-Voilà des jours qu'ils progressent dans la végétation hostile de cette forêt. Ils ont toutes les raisons du monde d'arrêter : Seris est pris par le chagrin des lendemains sans sa belle, qui s'en est allée, tout comme lui, explorer. Lorcal ne tient plus face aux murs de bois qui s'effacent dans ses pensées ; il souhaite retrouver le confort d'une auberge, un lit, un bain, une bière, un bavard racontant ses aventures. Arpal lui, ne voit plus de sens à ceci, marcher sans fin vers un but incertain, une esquisse d'espoir, où l'eau coulera à flot, les emportant vers les nouveaux horzions amicaux, dit-on...

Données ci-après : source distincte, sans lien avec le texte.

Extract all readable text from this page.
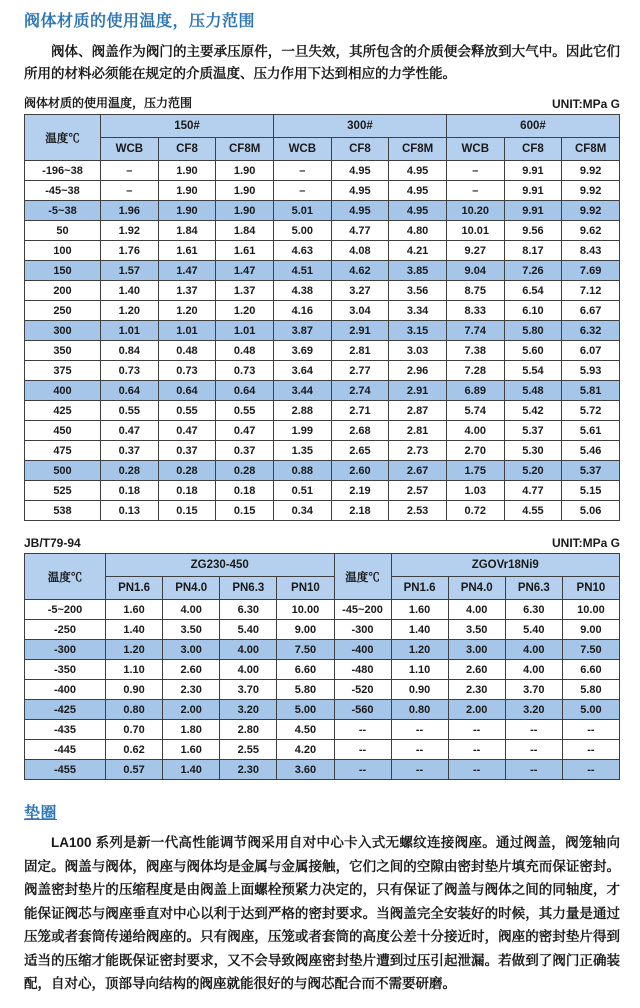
阀体材质的使用温度，压力范围

阀体、阀盖作为阀门的主要承压原件，一旦失效，其所包含的介质便会释放到大气中。因此它们所用的材料必须能在规定的介质温度、压力作用下达到相应的力学性能。

阀体材质的使用温度，压力范围	UNIT:MPa G
温度℃	150#			300#			600#		
	WCB	CF8	CF8M	WCB	CF8	CF8M	WCB	CF8	CF8M
-196~38	–	1.90	1.90	–	4.95	4.95	–	9.91	9.92
-45~38	–	1.90	1.90	–	4.95	4.95	–	9.91	9.92
-5~38	1.96	1.90	1.90	5.01	4.95	4.95	10.20	9.91	9.92
50	1.92	1.84	1.84	5.00	4.77	4.80	10.01	9.56	9.62
100	1.76	1.61	1.61	4.63	4.08	4.21	9.27	8.17	8.43
150	1.57	1.47	1.47	4.51	4.62	3.85	9.04	7.26	7.69
200	1.40	1.37	1.37	4.38	3.27	3.56	8.75	6.54	7.12
250	1.20	1.20	1.20	4.16	3.04	3.34	8.33	6.10	6.67
300	1.01	1.01	1.01	3.87	2.91	3.15	7.74	5.80	6.32
350	0.84	0.48	0.48	3.69	2.81	3.03	7.38	5.60	6.07
375	0.73	0.73	0.73	3.64	2.77	2.96	7.28	5.54	5.93
400	0.64	0.64	0.64	3.44	2.74	2.91	6.89	5.48	5.81
425	0.55	0.55	0.55	2.88	2.71	2.87	5.74	5.42	5.72
450	0.47	0.47	0.47	1.99	2.68	2.81	4.00	5.37	5.61
475	0.37	0.37	0.37	1.35	2.65	2.73	2.70	5.30	5.46
500	0.28	0.28	0.28	0.88	2.60	2.67	1.75	5.20	5.37
525	0.18	0.18	0.18	0.51	2.19	2.57	1.03	4.77	5.15
538	0.13	0.15	0.15	0.34	2.18	2.53	0.72	4.55	5.06
JB/T79-94	UNIT:MPa G
温度℃	ZG230-450				温度℃	ZGOVr18Ni9			
	PN1.6	PN4.0	PN6.3	PN10		PN1.6	PN4.0	PN6.3	PN10
-5~200	1.60	4.00	6.30	10.00	-45~200	1.60	4.00	6.30	10.00
-250	1.40	3.50	5.40	9.00	-300	1.40	3.50	5.40	9.00
-300	1.20	3.00	4.00	7.50	-400	1.20	3.00	4.00	7.50
-350	1.10	2.60	4.00	6.60	-480	1.10	2.60	4.00	6.60
-400	0.90	2.30	3.70	5.80	-520	0.90	2.30	3.70	5.80
-425	0.80	2.00	3.20	5.00	-560	0.80	2.00	3.20	5.00
-435	0.70	1.80	2.80	4.50	--	--	--	--	--
-445	0.62	1.60	2.55	4.20	--	--	--	--	--
-455	0.57	1.40	2.30	3.60	--	--	--	--	--
垫圈

LA100 系列是新一代高性能调节阀采用自对中心卡入式无螺纹连接阀座。通过阀盖，阀笼轴向固定。阀盖与阀体，阀座与阀体均是金属与金属接触，它们之间的空隙由密封垫片填充而保证密封。阀盖密封垫片的压缩程度是由阀盖上面螺栓预紧力决定的，只有保证了阀盖与阀体之间的同轴度，才能保证阀芯与阀座垂直对中心以利于达到严格的密封要求。当阀盖完全安装好的时候，其力量是通过压笼或者套筒传递给阀座的。只有阀座，压笼或者套筒的高度公差十分接近时，阀座的密封垫片得到适当的压缩才能既保证密封要求，又不会导致阀座密封垫片遭到过压引起泄漏。若做到了阀门正确装配，自对心，顶部导向结构的阀座就能很好的与阀芯配合而不需要研磨。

Mais ils ont toutes les raisons de continuer. Seule la mort les attend au demi-tour, le désespoir s'est paré d'atours étranges et implacables, là-bas derrière. Les compagnons d'avant ont disparus, se sont rompus, on ne les a pas revu. Ils ont cédé à l'envie, mais sont-ils encore en vie ? On ne saurait dire, on vit le doute ici. On avance. On a peur. Les écorchures se font légions, sous les frondaisons. Le ciel est parti à l'horizon, mais les cîmes et les troncs dissimulent ce compagnon. C'est comme le Soleil. A-t-il lui aussi fuit les lieux ? Il fait si sombre à leurs yeux.
La progression se fait difficile, impossible. Il faut dresser le camp. Rester vigilant. Les ombres s'avançant plus ardemment qu'auparavant. Sont-ce des loups qu'on entend ? Ou juste des gargouillements ? La faim se fait entendre, impatiente. Les sacs sont pleins de rien, et rien ne les attend plus loin. Autant s'arrêter en chemin, rebrousser, repartir.

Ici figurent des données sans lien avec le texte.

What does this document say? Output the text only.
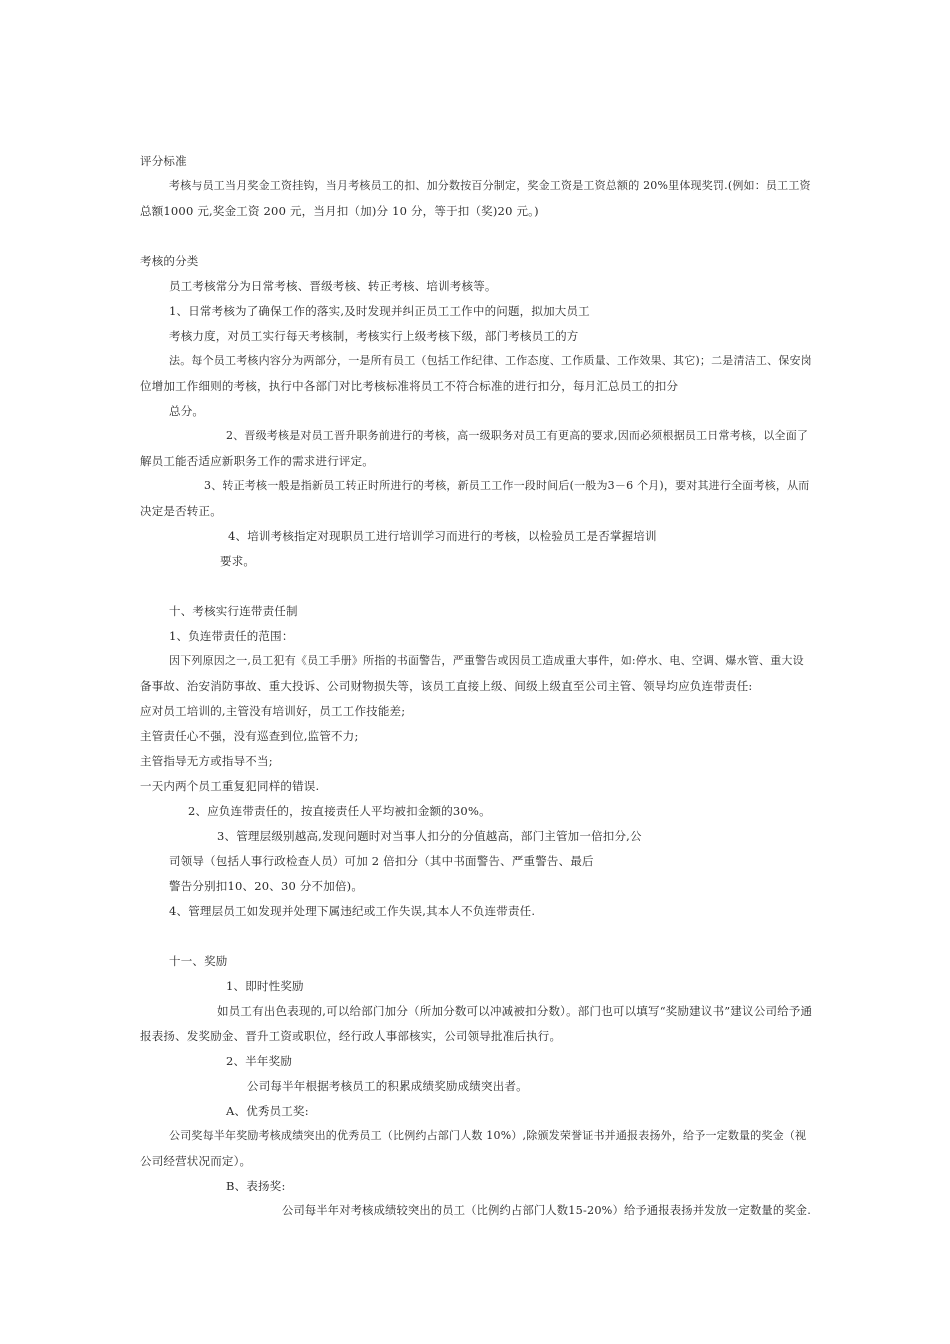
评分标准
考核与员工当月奖金工资挂钩，当月考核员工的扣、加分数按百分制定，奖金工资是工资总额的 20%里体现奖罚.(例如：员工工资
总额1000 元,奖金工资 200 元，当月扣（加)分 10 分，等于扣（奖)20 元。)
考核的分类
员工考核常分为日常考核、晋级考核、转正考核、培训考核等。
1、日常考核为了确保工作的落实,及时发现并纠正员工工作中的问题，拟加大员工
考核力度，对员工实行每天考核制，考核实行上级考核下级，部门考核员工的方
法。每个员工考核内容分为两部分，一是所有员工（包括工作纪律、工作态度、工作质量、工作效果、其它)；二是清洁工、保安岗
位增加工作细则的考核，执行中各部门对比考核标准将员工不符合标准的进行扣分，每月汇总员工的扣分
总分。
2、晋级考核是对员工晋升职务前进行的考核，高一级职务对员工有更高的要求,因而必须根据员工日常考核，以全面了
解员工能否适应新职务工作的需求进行评定。
3、转正考核一般是指新员工转正时所进行的考核，新员工工作一段时间后(一般为3－6 个月)，要对其进行全面考核，从而
决定是否转正。
4、培训考核指定对现职员工进行培训学习而进行的考核，以检验员工是否掌握培训
要求。
十、考核实行连带责任制
1、负连带责任的范围：
因下列原因之一,员工犯有《员工手册》所指的书面警告，严重警告或因员工造成重大事件，如:停水、电、空调、爆水管、重大设
备事故、治安消防事故、重大投诉、公司财物损失等，该员工直接上级、间级上级直至公司主管、领导均应负连带责任:
应对员工培训的,主管没有培训好，员工工作技能差;
主管责任心不强，没有巡查到位,监管不力;
主管指导无方或指导不当;
一天内两个员工重复犯同样的错误.
2、应负连带责任的，按直接责任人平均被扣金额的30%。
3、管理层级别越高,发现问题时对当事人扣分的分值越高，部门主管加一倍扣分,公
司领导（包括人事行政检查人员）可加 2 倍扣分（其中书面警告、严重警告、最后
警告分别扣10、20、30 分不加倍)。
4、管理层员工如发现并处理下属违纪或工作失误,其本人不负连带责任.
十一、奖励
1、即时性奖励
如员工有出色表现的,可以给部门加分（所加分数可以冲减被扣分数）。部门也可以填写“奖励建议书”建议公司给予通
报表扬、发奖励金、晋升工资或职位，经行政人事部核实，公司领导批准后执行。
2、半年奖励
公司每半年根据考核员工的积累成绩奖励成绩突出者。
A、优秀员工奖:
公司奖每半年奖励考核成绩突出的优秀员工（比例约占部门人数 10%）,除颁发荣誉证书并通报表扬外，给予一定数量的奖金（视
公司经营状况而定）。
B、表扬奖:
公司每半年对考核成绩较突出的员工（比例约占部门人数15-20%）给予通报表扬并发放一定数量的奖金.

Paroles de lâches ! Foutaises ! Il faut continuer ! Ne pas désespérer, s'incinérer le coeur d'ardeur, enflammer ses joues au feu du soir ! Qui sommes-nous pour décider ? Nous ne pouvons que croire ! Croire à l'avant, à l'espoir. Le fleuve n'est pas loin, je le sens ! Hâtons-nous prestement !
Malgré la morosité, la morbidité du marécage convainct l'incertain. Les paquetages retrouvent les dos, les bottes leurs pieds, les épées leur fourreaux. Les torches embrassent le chemin, on retouve son entrain. Soudain, la futaie s'ouvre. On avance, on contemple. On est arrivé !

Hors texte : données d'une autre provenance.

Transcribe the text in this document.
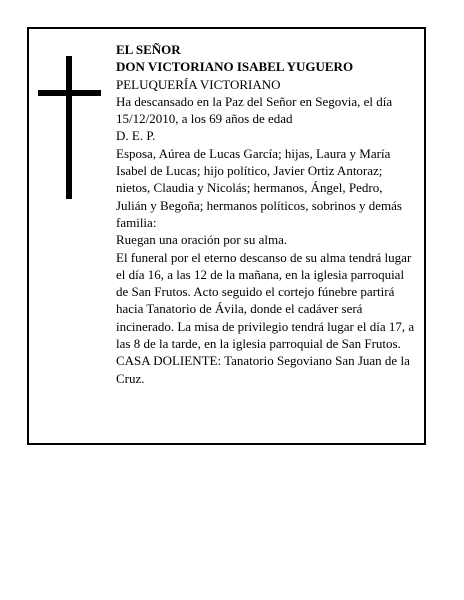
EL SEÑOR

DON VICTORIANO ISABEL YUGUERO

PELUQUERÍA VICTORIANO

Ha descansado en la Paz del Señor en Segovia, el día 15/12/2010, a los 69 años de edad

D. E. P.

Esposa, Aúrea de Lucas García; hijas, Laura y María Isabel de Lucas; hijo político, Javier Ortiz Antoraz; nietos, Claudia y Nicolás; hermanos, Ángel, Pedro, Julián y Begoña; hermanos políticos, sobrinos y demás familia:

Ruegan una oración por su alma.

El funeral por el eterno descanso de su alma tendrá lugar el día 16, a las 12 de la mañana, en la iglesia parroquial de San Frutos. Acto seguido el cortejo fúnebre partirá hacia Tanatorio de Ávila, donde el cadáver será incinerado. La misa de privilegio tendrá lugar el día 17, a las 8 de la tarde, en la iglesia parroquial de San Frutos.

CASA DOLIENTE: Tanatorio Segoviano San Juan de la Cruz.
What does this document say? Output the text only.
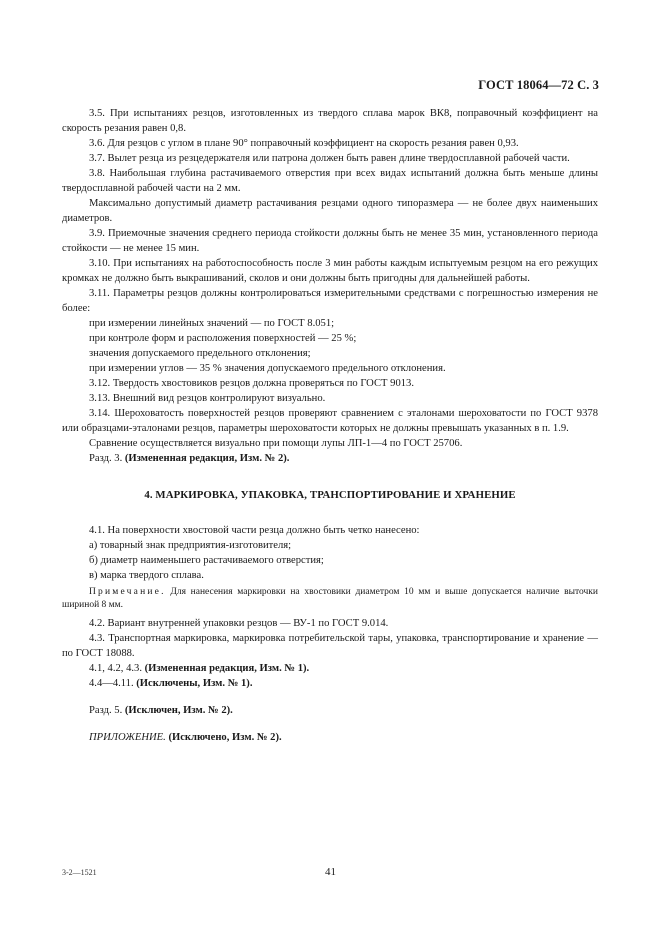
ГОСТ 18064—72 С. 3

3.5. При испытаниях резцов, изготовленных из твердого сплава марок ВК8, поправочный коэффициент на скорость резания равен 0,8.

3.6. Для резцов с углом в плане 90° поправочный коэффициент на скорость резания равен 0,93.

3.7. Вылет резца из резцедержателя или патрона должен быть равен длине твердосплавной рабочей части.

3.8. Наибольшая глубина растачиваемого отверстия при всех видах испытаний должна быть меньше длины твердосплавной рабочей части на 2 мм.

Максимально допустимый диаметр растачивания резцами одного типоразмера — не более двух наименьших диаметров.

3.9. Приемочные значения среднего периода стойкости должны быть не менее 35 мин, установленного периода стойкости — не менее 15 мин.

3.10. При испытаниях на работоспособность после 3 мин работы каждым испытуемым резцом на его режущих кромках не должно быть выкрашиваний, сколов и они должны быть пригодны для дальнейшей работы.

3.11. Параметры резцов должны контролироваться измерительными средствами с погрешностью измерения не более:

при измерении линейных значений — по ГОСТ 8.051;

при контроле форм и расположения поверхностей — 25 %;

значения допускаемого предельного отклонения;

при измерении углов — 35 % значения допускаемого предельного отклонения.

3.12. Твердость хвостовиков резцов должна проверяться по ГОСТ 9013.

3.13. Внешний вид резцов контролируют визуально.

3.14. Шероховатость поверхностей резцов проверяют сравнением с эталонами шероховатости по ГОСТ 9378 или образцами-эталонами резцов, параметры шероховатости которых не должны превышать указанных в п. 1.9.

Сравнение осуществляется визуально при помощи лупы ЛП-1—4 по ГОСТ 25706.

Разд. 3. (Измененная редакция, Изм. № 2).

4. МАРКИРОВКА, УПАКОВКА, ТРАНСПОРТИРОВАНИЕ И ХРАНЕНИЕ

4.1. На поверхности хвостовой части резца должно быть четко нанесено:

а) товарный знак предприятия-изготовителя;

б) диаметр наименьшего растачиваемого отверстия;

в) марка твердого сплава.

Примечание. Для нанесения маркировки на хвостовики диаметром 10 мм и выше допускается наличие выточки шириной 8 мм.

4.2. Вариант внутренней упаковки резцов — ВУ-1 по ГОСТ 9.014.

4.3. Транспортная маркировка, маркировка потребительской тары, упаковка, транспортирование и хранение — по ГОСТ 18088.

4.1, 4.2, 4.3. (Измененная редакция, Изм. № 1).

4.4—4.11. (Исключены, Изм. № 1).

Разд. 5. (Исключен, Изм. № 2).

ПРИЛОЖЕНИЕ. (Исключено, Изм. № 2).

3-2—1521	41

Plus loin en bas, le chemin d'eau fait serpent dans les terres, on se sert un verre. Les arbres se retirent derrière, les rochers succèdent à la terre. La pierre offre une vue incroyable. Le ciel est revenu ! Sa flamboyance se confond avec les torches. Le feu des mains rejoint le feu des cieux. Au loin on le voit ! Il s'en va, mais il est là. Le soleil se cache, astre farceur, dissimulé derrière les monceaux montagneux de la terre. Est-ce l-bas l'espoir ? Un bateau attend en bas, pour commencer la deuxième partie du voyage.